Утро все обычно проводили на берегу озера, а после обеда большой компанией - и взрослые, и дети - ходили в лес, забредали далеко и приносили много ягод. Это были очень веселые прогулки: с прятанием, пуганием друг друга, шутками и ауканьем. В шутках особенно отличалась тетя Люба. Я тогда впервые так близко и много была с ней и удивлялась, какая она добрая и веселая, такая маленькая, круглая и розовая. Наверное, я тогда и полюбила ее. Еще мне очень нравился Виктор Иванович Прохоров. Он очень интересно рассказывал про всякие технические вещи, про то, как ориентироваться в лесу, чтобы не заблудиться, и про звездное небо. Но больше всего мне нравилось, как он влюблен в свою Леночку, прямо как мальчик, который совсем не умеет скрывать или, может, даже не хочет. Глядя на Виктора Ивановича, я поняла, что вообще-то влюбленность - это очень хорошо, и скрывать тут нечего. Утром он очень рано вставал и, когда все еще только собирались к завтраку, приносил Леночке букет цветов, небольшой, как-то особенно красиво подобранный - каждое утро обязательно. И я представляла себе, как же нестерпимо было ему трудно, когда он был арестован и долго не видел свою Леночку, и как он скучал. И не могла представить, за что же можно было его арестовать - ведь не за то же, что он был инженером и носил пенсне.

Когда кто-нибудь уезжал в город или должен был приехать, то все ходили провожать или встречать по песчаной, сухой, чуть пылящей под ногами и пахнущей пылью дороге, которая шла сначала через лес, а потом через большое поле. В середине лета мы провожали Батаню. Вернувшись через пару дней, она сказала, что пока мы тут жили, папе сделали операцию его язвы, что все теперь уже хорошо, а было плохо, и теперь мы с ней вернемся в Москву. Уезжать из Мроткина не хотелось, но о доме я соскучилась.

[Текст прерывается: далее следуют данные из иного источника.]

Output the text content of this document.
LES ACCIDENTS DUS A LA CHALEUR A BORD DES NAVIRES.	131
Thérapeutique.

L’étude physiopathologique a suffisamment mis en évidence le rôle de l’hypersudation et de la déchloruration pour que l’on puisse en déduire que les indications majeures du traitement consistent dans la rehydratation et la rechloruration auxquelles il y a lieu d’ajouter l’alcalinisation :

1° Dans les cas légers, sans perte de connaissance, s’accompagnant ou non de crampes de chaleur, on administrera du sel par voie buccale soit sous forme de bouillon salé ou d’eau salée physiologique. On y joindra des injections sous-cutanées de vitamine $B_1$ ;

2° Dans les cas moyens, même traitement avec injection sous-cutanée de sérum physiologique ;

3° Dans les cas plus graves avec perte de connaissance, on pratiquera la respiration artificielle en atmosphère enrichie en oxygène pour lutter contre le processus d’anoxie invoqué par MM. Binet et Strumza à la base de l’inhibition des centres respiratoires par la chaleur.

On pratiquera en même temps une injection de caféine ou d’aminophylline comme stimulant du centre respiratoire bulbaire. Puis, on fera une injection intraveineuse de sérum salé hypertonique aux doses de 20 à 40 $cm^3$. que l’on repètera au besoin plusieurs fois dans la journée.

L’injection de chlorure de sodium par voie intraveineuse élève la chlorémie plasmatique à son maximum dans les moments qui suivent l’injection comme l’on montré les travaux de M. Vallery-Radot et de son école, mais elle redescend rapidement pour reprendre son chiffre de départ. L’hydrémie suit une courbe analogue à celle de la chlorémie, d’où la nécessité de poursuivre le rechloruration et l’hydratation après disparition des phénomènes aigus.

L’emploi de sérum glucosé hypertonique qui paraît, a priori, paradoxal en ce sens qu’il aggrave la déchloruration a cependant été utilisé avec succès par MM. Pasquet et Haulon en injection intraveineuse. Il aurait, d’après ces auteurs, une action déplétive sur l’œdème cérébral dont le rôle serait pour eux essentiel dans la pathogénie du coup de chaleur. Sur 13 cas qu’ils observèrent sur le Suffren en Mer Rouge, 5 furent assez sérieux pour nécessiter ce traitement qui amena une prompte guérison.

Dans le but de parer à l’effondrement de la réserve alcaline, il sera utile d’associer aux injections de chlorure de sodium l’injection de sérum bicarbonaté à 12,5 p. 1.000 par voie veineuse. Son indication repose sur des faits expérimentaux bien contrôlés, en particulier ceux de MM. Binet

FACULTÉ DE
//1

Дома нас встретила мама, очень веселая, потому что папа уже был не в больнице, а в санатории. Меня она сразу отправила на дачу, где была домработница Ольга Андреевна, вернувшаяся из отпуска - она уезжала к родным то ли в Курск, то ли в Орел, и Егорка, которого взяли из Барвихи, потому что осенью он должен был уже пойти в школу.